PGR interpõe recurso no STF para derrubar liminar que mantém Marcelo Miranda no cargo

Redação AF -
Foto: Divulgação
Governador Marcelo Miranda (PMDB)

A Procuradora Geral da República, Raquel Dodge protocolou nessa quinta-feira (12) um agravo interno no Supremo Tribunal Federal para derrubar a liminar concedida pelo ministro Gilmar Mendes que permitiu o retorno de Marcelo Miranda (MDB) ao cargo de governador do Tocantins, no último dia 6 de abril.

Dodge falou em ‘absoluto descabimento da petição’ protocolada pela defesa do governador no STF, pois não houve sequer a interposição de recurso extraordinário na Suprema Corte.

“Não se pode permitir o uso exacerbado do poder geral de cautela do Ministro da Suprema Corte, sob pena de suprimir e desmoralizar as instâncias ordinárias”, criticou a procuradora, deixando subentendido que o TSE teria sido desmoralizado.

Miranda e a vice Cláudia Lelis foram cassados no dia 22 de março por captação ilícita de recursos de campanha eleitoral (caixa 2).
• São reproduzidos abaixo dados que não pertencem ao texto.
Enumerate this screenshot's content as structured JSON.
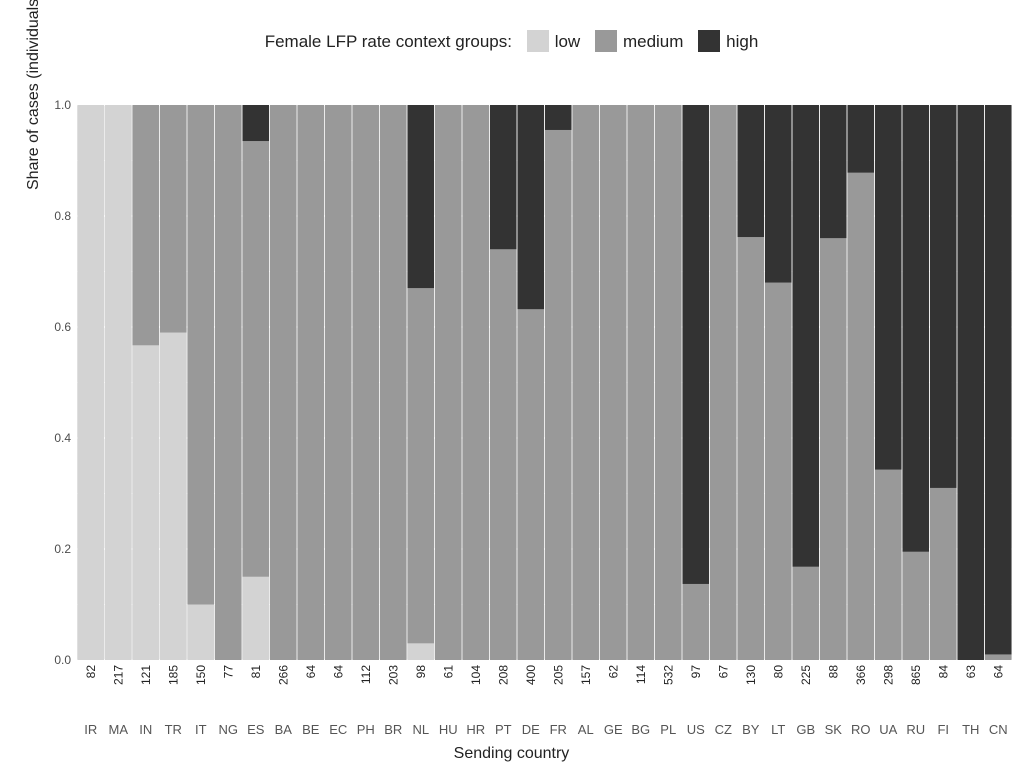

O TSE determinou o afastamento imediato, mas a defesa conseguiu suspender a decisão até o julgamento de embargos declaratórios.

A Procuradora Geral de Justiça argumenta que a previsão contida no Código Eleitoral, de que a eleição suplementar só poderia ser realizada ‘após o trânsito em julgado’ da decisão da Justiça Eleitoral, foi declarada inconstitucional pelo TSE e STF.

“Com isso, tão logo publicada a decisão da justiça eleitoral poder-se-á executá-la e, pois, promover nova eleição”, argumenta.

Segundo a petição da PGR, o próprio Gilmar Mendes teria seguido esse entendimento em casos julgados no STF (ADIs 5525 e 5619, da relatoria do Ministro Luís Roberto Barroso).

“Assim, requeiro a reconsideração da decisão agravada ou a submissão do presente recurso ao colegiado, para prover o agravo, com a cassação da liminar”, finaliza a Procuradora Raquel Dodge.